At the forefront of hyperpop, you obviously have 1000 gecs (album), who I believe gave the sound any sort of meaning and relevance. The reason that 1000 gecs does it better than anyone else is because beyond the sounds and what many perceive as irony is a deep earnestness towards making music, listening to music, and being apart of a counterculture. being an emo and getting made fun of in high school, listening to nightcore even though it isn't cool. The same bastardization (cruel verbiage, maybe) of language that comes from the increase in use of "delve" can be seen in the increase of hyperpop albums that sound okay (all music is good), but clearly do not understand that the thing that made early hyperpop sound special was the fact that they were on the fringes of popular culture, and the idea was that this is not an ironic detachment of dubstep and nightcore, this is a deep love of it. Of course, in that quarantine they blew up because of hyperpop playlist spotify, they had a mixed reaction on tiktok, a lot of people who were too stupid to get it (that is too mean, but I mean come on. Really guys? The things I saw during that two week span was beyond comprehension). And after it falls into obscurity, it still exists in small bursts, but you have people like Ely Otto which make you realize that the sample packs and the references were not what made it interesting, but it was the genuine emotion and fearlessness that brought it to new heights.
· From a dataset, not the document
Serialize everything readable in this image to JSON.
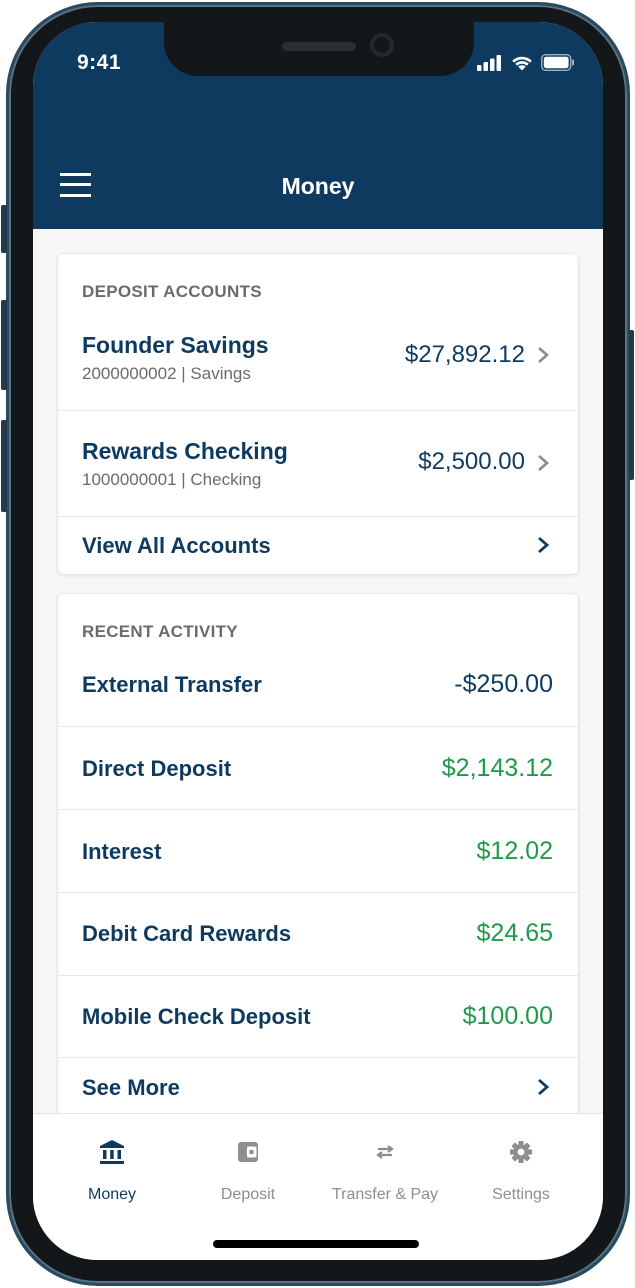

Anyways, Charli XCX makes Brat, right? It's really good, and then 9 months later you get Rebecca Black's Salvation, which is the Post-hyperpop equivalent to this trend hopping. The soundscapes are there, the breakbeats and hip hop influences are there, but what is missing? The earnestness, none of these lyrics mean aything, they lean more into empty hedonism than a reflection of the slippery slope of the hedonism at play. Kim Petras is the worst offender of this, she is to electronic pop music what Toby Keith is to country: A trend hopper, someone who flips from soulful trad country to post 9/11 Muslim hate to bro-country party songs (I would like to say for the record that I do love "Red Solo Cup").
Slayyyter has been here the entire time. her debut mixtape was on the fringes of hyperpop while being more related to well produced hedonism. She always balanced it with more traditional pop songs, until she got to here. This is post-hyperpop in the same way that rebecca black is, except slayyyter really does not give a fuck (which, in turn, leads to it feeling more earnest). Rebecca black cares about what she is and what she sounds like and how she is perceived, slayyyter made the hardest beat of the last couple of years interspersed with her giving a strange man head in an elevator. I love slayyyter. Lets keep watching the post-hyperpop ship crash and burn, and wait for Kim Petras to make a Fiona Apple copycat record when that style becomes the third derivation of this sound.